An oral medication, risdiplam, was just approved by the FDA in August 2020, the first oral medication approved to treat the condition. The medication contains a SMN2-directed RNA splicing modifier.
Dr. Lakhotia emphasized that since motor neurons are nondividing cells, that once you lose them, they do not regenerate. With these novel disease-modifying treatments, there is an element of potentially being able to prevent motor neuron loss in younger and younger children.
“When you start seeing clinical symptoms, it means that motor neuron degeneration has already started, and some cells are lost,” Dr. Lakhotia said. “These new treatments can help stop or prevent that loss. While there currently is no clinical trial data comparing these new therapies with each other, there is clinical trial and real-world data showing that these new treatments work well.”

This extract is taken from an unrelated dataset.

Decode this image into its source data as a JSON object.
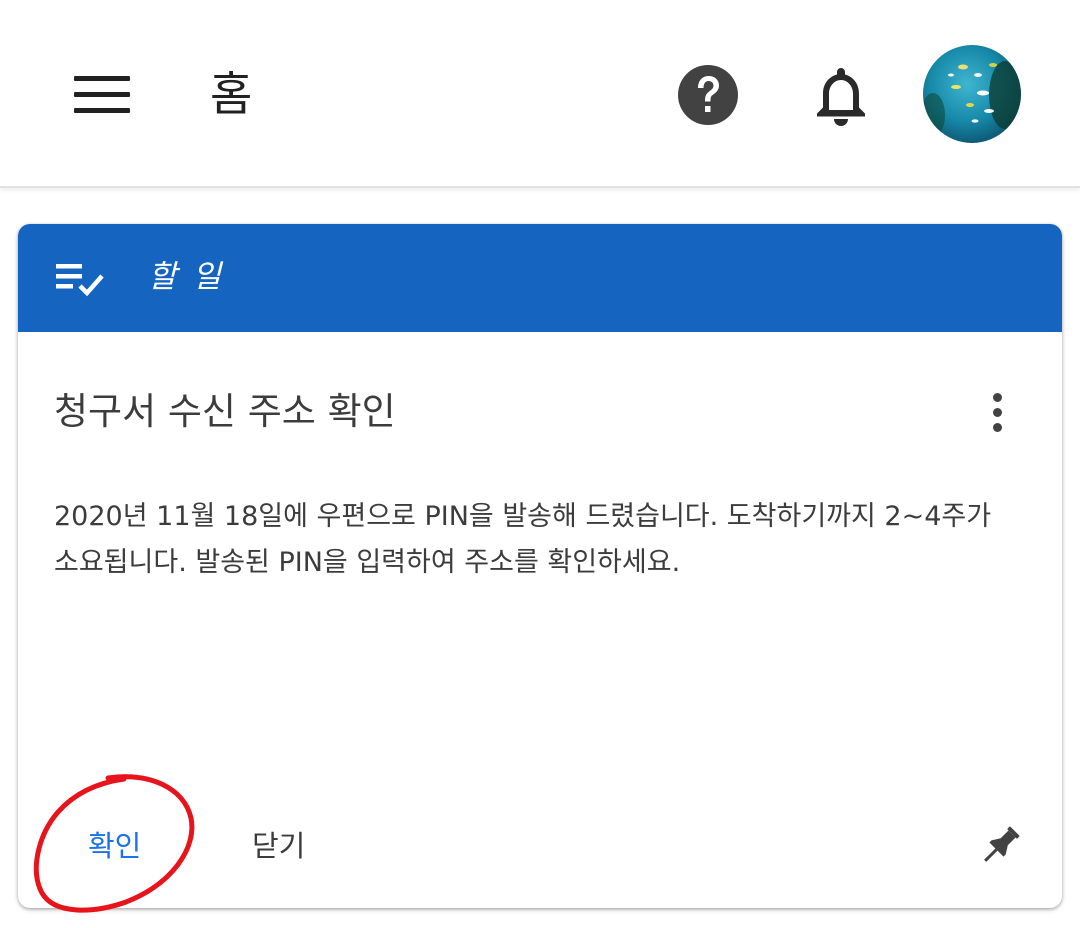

Norton Children’s Neuroscience Institute offers specialized SMA care through the Norton Children’s Neuroscience Institute Neuromuscular Disorders Clinic. The clinic offers the latest therapies available, including nusinersen, Zolgensma and risdiplam. We have a multidisciplinary team of specialists who are knowledgeable in care of patients with SMA. The team also excels in research and in helping advance the medical treatment options for patients with SMA.
“We have been providing these groundbreaking treatments for many years now, and have truly been a leader in the region with use of novel SMA therapies,” Dr. Lakhotia said. “We want to raise awareness of the disease as it is now being screened on the newborn screen, and if the parents get the diagnosis, they need to seek treatment as soon as possible.”